Adapun dari kondisi lapangan terkini diketahui bahwa masih banyak berbagai permasalahan yang ditemui dan menghambat kinerja Pengawas Perikanan dalam menangani IUU Fishing di daerah. Permasalahan itu antara lain terkait kapasitas kelembagaan dimana sebuah UPT Pangkalan PSDKP yang membawahi beberapa puluh Satker dan Pos hanya Eselon III dan Satker/Pos tidak ada eselonisasinya meskipun wilayah kerjanya luas dan bahkan meliputi satu provinsi. Kemudian, jumlah personil masih sangat minim dimana di beberapa Satker dan Pos PSDKP hanya memiliki dua atau tiga orang bahkan terkadang hanya satu orangpersonil Pengawas Perikanan. "Selain itu masih terjadinya resistensi pelaksanaan pengawasan dilapangan, seperti penggunaan VMS> 30 GT di Karangsong dan Kapal-kapal Inka Mina tanpa dokumen", kata Asep.
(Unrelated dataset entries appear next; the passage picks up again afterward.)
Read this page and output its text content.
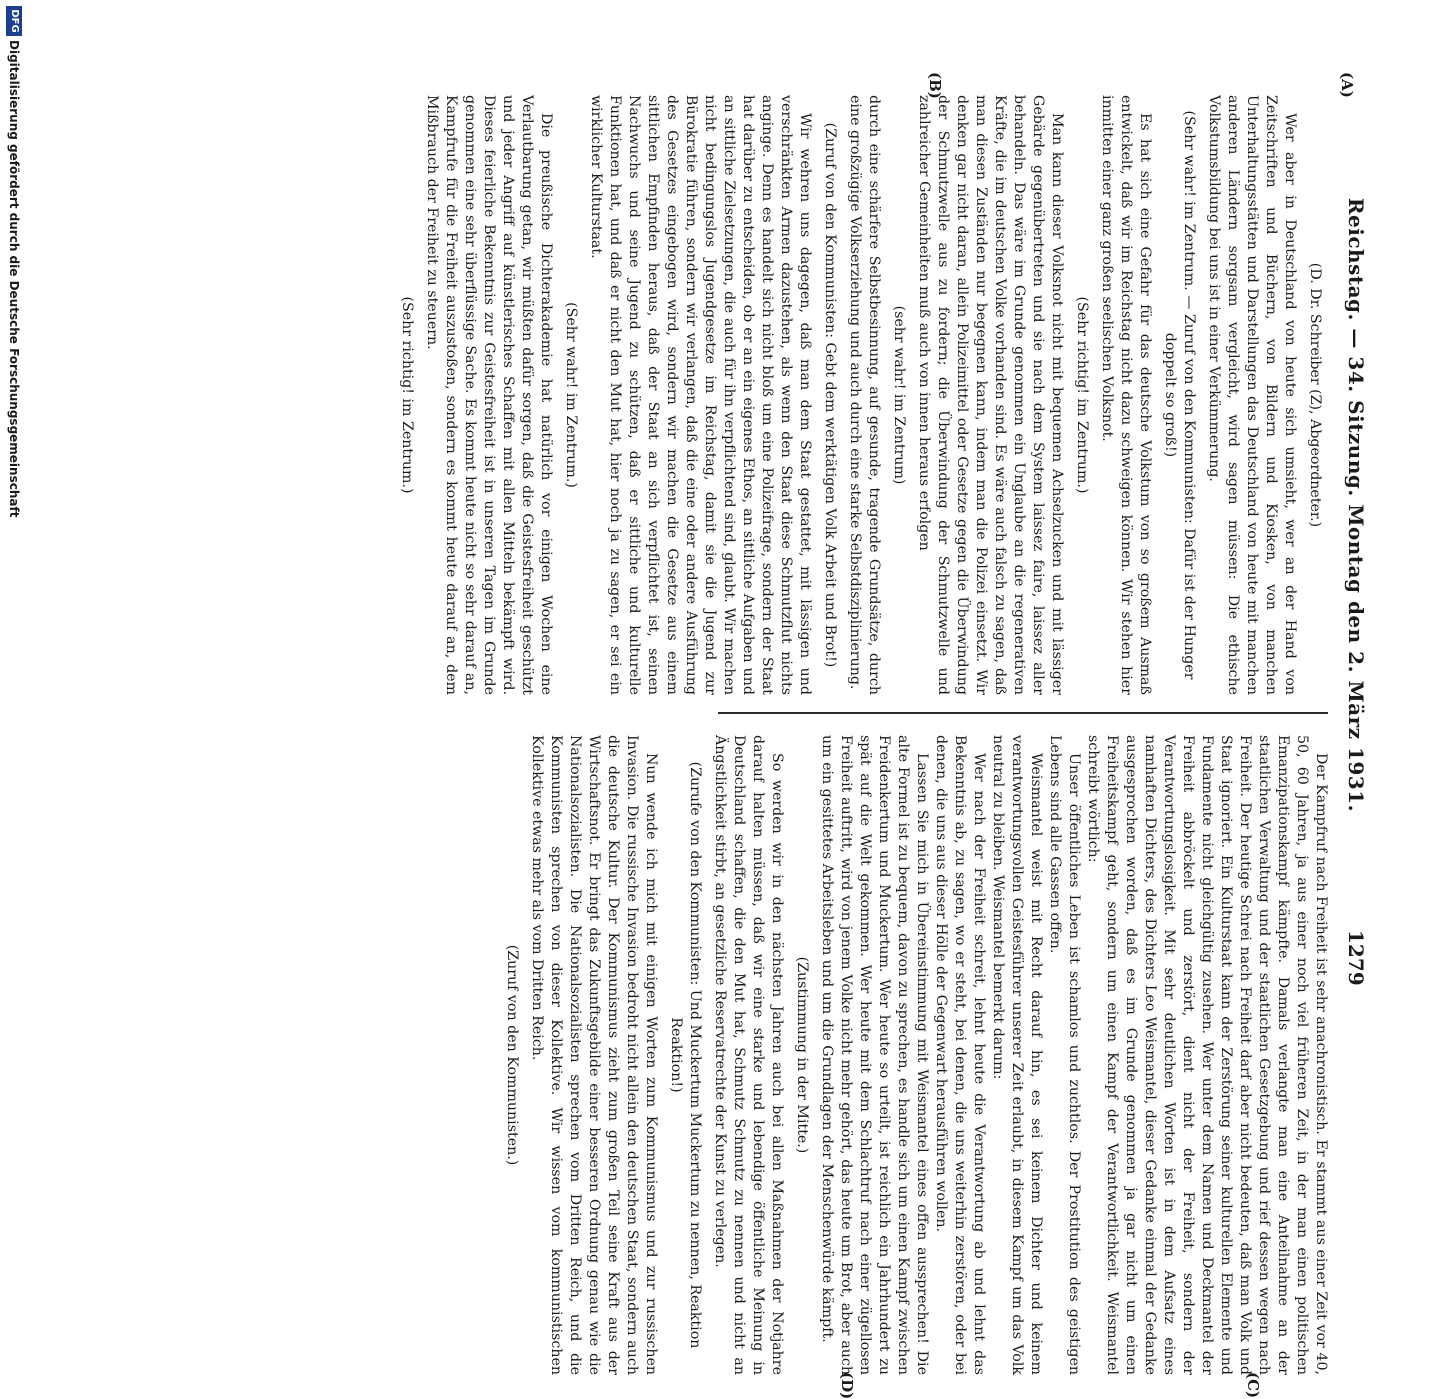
Reichstag. — 34. Sitzung. Montag den 2. März 1931.
1279
(A)
(B)
(C)
(D)
(D. Dr. Schreiber (Z), Abgeordneter.)

Wer aber in Deutschland von heute sich umsieht, wer an der Hand von Zeitschriften und Büchern, von Bildern und Kiosken, von manchen Unterhaltungsstätten und Darstellungen das Deutschland von heute mit manchen anderen Ländern sorgsam vergleicht, wird sagen müssen: Die ethische Volkstumsbildung bei uns ist in einer Verkümmerung.

(Sehr wahr! im Zentrum. — Zuruf von den Kommunisten: Dafür ist der Hunger doppelt so groß!)

Es hat sich eine Gefahr für das deutsche Volkstum von so großem Ausmaß entwickelt, daß wir im Reichstag nicht dazu schweigen können. Wir stehen hier inmitten einer ganz großen seelischen Volksnot.

(Sehr richtig! im Zentrum.)

Man kann dieser Volksnot nicht mit bequemen Achselzucken und mit lässiger Gebärde gegenübertreten und sie nach dem System laissez faire, laissez aller behandeln. Das wäre im Grunde genommen ein Unglaube an die regenerativen Kräfte, die im deutschen Volke vorhanden sind. Es wäre auch falsch zu sagen, daß man diesen Zuständen nur begegnen kann, indem man die Polizei einsetzt. Wir denken gar nicht daran, allein Polizeimittel oder Gesetze gegen die Überwindung der Schmutzwelle aus zu fordern; die Überwindung der Schmutzwelle und zahlreicher Gemeinheiten muß auch von innen heraus erfolgen

(sehr wahr! im Zentrum)

durch eine schärfere Selbstbesinnung, auf gesunde, tragende Grundsätze, durch eine großzügige Volkserziehung und auch durch eine starke Selbstdisziplinierung.

(Zuruf von den Kommunisten: Gebt dem werktätigen Volk Arbeit und Brot!)

Wir wehren uns dagegen, daß man dem Staat gestattet, mit lässigen und verschränkten Armen dazustehen, als wenn den Staat diese Schmutzflut nichts anginge. Denn es handelt sich nicht bloß um eine Polizeifrage, sondern der Staat hat darüber zu entscheiden, ob er an ein eigenes Ethos, an sittliche Aufgaben und an sittliche Zielsetzungen, die auch für ihn verpflichtend sind, glaubt. Wir machen nicht bedingungslos Jugendgesetze im Reichstag, damit sie die Jugend zur Bürokratie führen, sondern wir verlangen, daß die eine oder andere Ausführung des Gesetzes eingebogen wird, sondern wir machen die Gesetze aus einem sittlichen Empfinden heraus, daß der Staat an sich verpflichtet ist, seinen Nachwuchs und seine Jugend zu schützen, daß er sittliche und kulturelle Funktionen hat, und daß er nicht den Mut hat, hier noch ja zu sagen, er sei ein wirklicher Kulturstaat.

(Sehr wahr! im Zentrum.)

Die preußische Dichterakademie hat natürlich vor einigen Wochen eine Verlautbarung getan, wir müßten dafür sorgen, daß die Geistesfreiheit geschützt und jeder Angriff auf künstlerisches Schaffen mit allen Mitteln bekämpft wird. Dieses feierliche Bekenntnis zur Geistesfreiheit ist in unseren Tagen im Grunde genommen eine sehr überflüssige Sache. Es kommt heute nicht so sehr darauf an, Kampfrufe für die Freiheit auszustoßen, sondern es kommt heute darauf an, dem Mißbrauch der Freiheit zu steuern.

(Sehr richtig! im Zentrum.)

Der Kampfruf nach Freiheit ist sehr anachronistisch. Er stammt aus einer Zeit vor 40, 50, 60 Jahren, ja aus einer noch viel früheren Zeit, in der man einen politischen Emanzipationskampf kämpfte. Damals verlangte man eine Anteilnahme an der staatlichen Verwaltung und der staatlichen Gesetzgebung und rief dessen wegen nach Freiheit. Der heutige Schrei nach Freiheit darf aber nicht bedeuten, daß man Volk und Staat ignoriert. Ein Kulturstaat kann der Zerstörung seiner kulturellen Elemente und Fundamente nicht gleichgültig zusehen. Wer unter dem Namen und Deckmantel der Freiheit abbröckelt und zerstört, dient nicht der Freiheit, sondern der Verantwortungslosigkeit. Mit sehr deutlichen Worten ist in dem Aufsatz eines namhaften Dichters, des Dichters Leo Weismantel, dieser Gedanke einmal der Gedanke ausgesprochen worden, daß es im Grunde genommen ja gar nicht um einen Freiheitskampf geht, sondern um einen Kampf der Verantwortlichkeit. Weismantel schreibt wörtlich:

Unser öffentliches Leben ist schamlos und zuchtlos. Der Prostitution des geistigen Lebens sind alle Gassen offen.

Weismantel weist mit Recht darauf hin, es sei keinem Dichter und keinem verantwortungsvollen Geistesführer unserer Zeit erlaubt, in diesem Kampf um das Volk neutral zu bleiben. Weismantel bemerkt darum:

Wer nach der Freiheit schreit, lehnt heute die Verantwortung ab und lehnt das Bekenntnis ab, zu sagen, wo er steht, bei denen, die uns weiterhin zerstören, oder bei denen, die uns aus dieser Hölle der Gegenwart herausführen wollen.

Lassen Sie mich in Übereinstimmung mit Weismantel eines offen aussprechen! Die alte Formel ist zu bequem, davon zu sprechen, es handle sich um einen Kampf zwischen Freidenkertum und Muckertum. Wer heute so urteilt, ist reichlich ein Jahrhundert zu spät auf die Welt gekommen. Wer heute mit dem Schlachtruf nach einer zügellosen Freiheit auftritt, wird von jenem Volke nicht mehr gehört, das heute um Brot, aber auch um ein gesittetes Arbeitsleben und um die Grundlagen der Menschenwürde kämpft.

(Zustimmung in der Mitte.)

So werden wir in den nächsten Jahren auch bei allen Maßnahmen der Notjahre darauf halten müssen, daß wir eine starke und lebendige öffentliche Meinung in Deutschland schaffen, die den Mut hat, Schmutz Schmutz zu nennen und nicht an Ängstlichkeit stirbt, an gesetzliche Reservatrechte der Kunst zu verlegen.

(Zurufe von den Kommunisten: Und Muckertum Muckertum zu nennen, Reaktion Reaktion!)

Nun wende ich mich mit einigen Worten zum Kommunismus und zur russischen Invasion. Die russische Invasion bedroht nicht allein den deutschen Staat, sondern auch die deutsche Kultur. Der Kommunismus zieht zum großen Teil seine Kraft aus der Wirtschaftsnot. Er bringt das Zukunftsgebilde einer besseren Ordnung genau wie die Nationalsozialisten. Die Nationalsozialisten sprechen vom Dritten Reich, und die Kommunisten sprechen von dieser Kollektive. Wir wissen vom kommunistischen Kollektive etwas mehr als vom Dritten Reich.

(Zuruf von den Kommunisten.)
DFG
Digitalisierung gefördert durch die Deutsche Forschungsgemeinschaft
Dalam kesempatan tersebut Asep juga mengungkapkan, pada tahun 2015 sampai dengan tanggal 29 April 2015 ini, KKP telah memproses sebanyak 62 pelakuillegal fishing.Jumlah itu terdiri dari 28 kapal perikanan Indonesia dan 34 kapal perikanan asing (KIA). Dari sejumlah 34 KIA tersebut didominasi oleh KIA Vietnam sebanyak 19 kapal (56%), kemudian Filipina 7 kapal (21%), Thailand 4 kapal (12 %), dan Malaysia 4 kapal (12 %).